Escadaria interior da Biblioteca Nacional do Brasil, Rio de Janeiro
Imagem daqui.
 


DUAS E TRÊS
Levei um susto quando aquela voz soprou na minha nuca:
- Se tu é bom, mata essa: «Não durmo no Rio porque tenho pressa, duas e três.»
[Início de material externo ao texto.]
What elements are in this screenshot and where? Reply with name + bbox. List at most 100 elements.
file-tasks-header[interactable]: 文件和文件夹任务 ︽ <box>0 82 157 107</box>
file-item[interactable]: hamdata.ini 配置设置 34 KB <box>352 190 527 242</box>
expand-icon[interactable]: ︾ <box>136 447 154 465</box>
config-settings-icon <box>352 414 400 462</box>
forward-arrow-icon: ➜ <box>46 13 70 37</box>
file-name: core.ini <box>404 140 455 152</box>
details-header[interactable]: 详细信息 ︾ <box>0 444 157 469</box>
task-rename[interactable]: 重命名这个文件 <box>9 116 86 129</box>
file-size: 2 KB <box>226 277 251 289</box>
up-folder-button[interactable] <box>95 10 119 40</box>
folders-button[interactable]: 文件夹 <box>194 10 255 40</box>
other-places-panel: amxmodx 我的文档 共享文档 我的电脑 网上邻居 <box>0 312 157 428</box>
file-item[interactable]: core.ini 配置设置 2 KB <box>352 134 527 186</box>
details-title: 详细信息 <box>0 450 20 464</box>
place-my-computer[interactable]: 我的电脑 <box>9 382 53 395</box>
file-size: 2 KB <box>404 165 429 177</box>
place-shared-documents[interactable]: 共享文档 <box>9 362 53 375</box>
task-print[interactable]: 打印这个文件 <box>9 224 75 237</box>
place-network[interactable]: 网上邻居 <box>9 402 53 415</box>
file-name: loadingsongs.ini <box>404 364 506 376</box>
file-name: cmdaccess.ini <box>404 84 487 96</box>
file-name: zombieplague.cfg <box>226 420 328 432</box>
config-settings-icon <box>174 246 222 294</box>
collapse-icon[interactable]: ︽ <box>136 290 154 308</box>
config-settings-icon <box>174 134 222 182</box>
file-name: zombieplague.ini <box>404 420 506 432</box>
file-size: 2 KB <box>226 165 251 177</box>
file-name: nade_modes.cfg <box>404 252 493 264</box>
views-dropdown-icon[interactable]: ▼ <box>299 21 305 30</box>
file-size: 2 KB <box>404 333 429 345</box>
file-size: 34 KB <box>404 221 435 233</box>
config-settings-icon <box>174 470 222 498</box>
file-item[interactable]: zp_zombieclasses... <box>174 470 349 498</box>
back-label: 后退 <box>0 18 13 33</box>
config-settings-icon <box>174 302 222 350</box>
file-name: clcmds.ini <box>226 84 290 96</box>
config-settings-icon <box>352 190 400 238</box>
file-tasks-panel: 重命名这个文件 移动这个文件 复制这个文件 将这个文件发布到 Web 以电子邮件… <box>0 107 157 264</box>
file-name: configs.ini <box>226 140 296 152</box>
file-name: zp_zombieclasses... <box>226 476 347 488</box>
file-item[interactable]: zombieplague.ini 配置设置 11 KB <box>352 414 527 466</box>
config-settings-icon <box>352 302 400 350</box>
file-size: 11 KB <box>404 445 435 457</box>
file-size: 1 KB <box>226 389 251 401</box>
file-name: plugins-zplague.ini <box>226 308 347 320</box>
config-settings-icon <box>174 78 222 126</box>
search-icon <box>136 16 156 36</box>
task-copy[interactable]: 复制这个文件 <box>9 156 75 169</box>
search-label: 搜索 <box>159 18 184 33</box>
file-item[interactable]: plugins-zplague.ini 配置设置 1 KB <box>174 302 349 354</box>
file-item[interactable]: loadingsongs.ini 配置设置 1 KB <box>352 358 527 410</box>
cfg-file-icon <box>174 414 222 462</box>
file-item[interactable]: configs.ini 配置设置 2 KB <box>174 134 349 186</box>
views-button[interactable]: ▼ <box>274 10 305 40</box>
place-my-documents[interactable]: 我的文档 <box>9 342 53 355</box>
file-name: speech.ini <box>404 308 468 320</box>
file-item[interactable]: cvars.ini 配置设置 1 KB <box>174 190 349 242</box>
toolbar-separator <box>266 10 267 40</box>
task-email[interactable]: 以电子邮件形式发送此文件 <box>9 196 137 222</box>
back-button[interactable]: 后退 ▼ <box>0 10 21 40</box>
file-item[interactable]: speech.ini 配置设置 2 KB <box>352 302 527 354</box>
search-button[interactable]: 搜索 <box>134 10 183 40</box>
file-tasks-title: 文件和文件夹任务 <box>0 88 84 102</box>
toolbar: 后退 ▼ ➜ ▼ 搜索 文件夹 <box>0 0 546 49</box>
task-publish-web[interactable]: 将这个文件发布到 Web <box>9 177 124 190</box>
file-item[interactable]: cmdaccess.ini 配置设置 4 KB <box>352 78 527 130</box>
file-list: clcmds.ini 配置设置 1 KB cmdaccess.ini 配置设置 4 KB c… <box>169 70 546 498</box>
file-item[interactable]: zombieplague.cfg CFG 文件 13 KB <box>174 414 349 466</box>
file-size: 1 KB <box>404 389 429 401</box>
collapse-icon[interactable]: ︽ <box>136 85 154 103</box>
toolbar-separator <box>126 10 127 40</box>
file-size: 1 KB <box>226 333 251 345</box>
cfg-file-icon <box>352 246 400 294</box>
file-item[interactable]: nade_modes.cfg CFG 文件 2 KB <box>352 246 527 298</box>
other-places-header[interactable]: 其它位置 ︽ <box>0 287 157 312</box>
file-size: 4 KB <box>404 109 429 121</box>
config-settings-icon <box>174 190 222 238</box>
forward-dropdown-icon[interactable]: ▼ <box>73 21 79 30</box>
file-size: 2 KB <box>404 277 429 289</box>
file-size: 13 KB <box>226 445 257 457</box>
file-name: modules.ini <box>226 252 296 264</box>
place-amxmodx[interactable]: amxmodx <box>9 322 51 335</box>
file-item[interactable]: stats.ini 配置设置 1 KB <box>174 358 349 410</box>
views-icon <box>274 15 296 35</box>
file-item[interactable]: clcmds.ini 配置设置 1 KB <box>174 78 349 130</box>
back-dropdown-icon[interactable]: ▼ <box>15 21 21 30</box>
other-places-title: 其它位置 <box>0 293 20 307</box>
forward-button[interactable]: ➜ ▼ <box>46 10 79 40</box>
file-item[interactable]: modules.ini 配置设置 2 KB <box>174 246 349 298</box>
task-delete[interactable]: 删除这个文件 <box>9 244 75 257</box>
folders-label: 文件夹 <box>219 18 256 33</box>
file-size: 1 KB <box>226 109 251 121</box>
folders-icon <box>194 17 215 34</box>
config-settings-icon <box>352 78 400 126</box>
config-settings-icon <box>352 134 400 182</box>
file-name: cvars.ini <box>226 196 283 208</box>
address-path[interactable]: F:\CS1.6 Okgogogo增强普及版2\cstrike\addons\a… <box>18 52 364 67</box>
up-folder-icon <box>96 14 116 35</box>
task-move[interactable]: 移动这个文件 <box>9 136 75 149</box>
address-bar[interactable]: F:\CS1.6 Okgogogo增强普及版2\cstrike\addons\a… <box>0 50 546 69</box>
Voltei-me para ver quem falava. Era um homem quarentão, alto e gorducho, de roupas imundas, rasgadas, e cara encardida. Uma cara simpática de gângster regenerado.
Ele ria:
- Mata essa, vamos!
Era de manhã cedo, em junho, e fazia um frio agradável. Acordara e, sem ter para onde ir, sentei-me naquele banco da Praça Floriano, em frente à Biblioteca Nacional, à espera de que ela abrisse. Meu velho terno marrom esfiapava nas mangas, o sapato empoeirado, a barba por fazer. «Esse homem está me tomando por um vagabundo», pensei comigo. E achei divertido.
- Matar o quê?
- A charada, meu besta!
O velho se debruçava em cima de mim, com um riso gozador. Fedia a suor e molambo. Afastei-o um pouco, com o braço e, meio sem saber o que fizesse, acedi.
- Como é mesmo a charada?
- Só repito esta vez, tá bom? «Não durmo no Rio porque tenho pressa, duas e três.»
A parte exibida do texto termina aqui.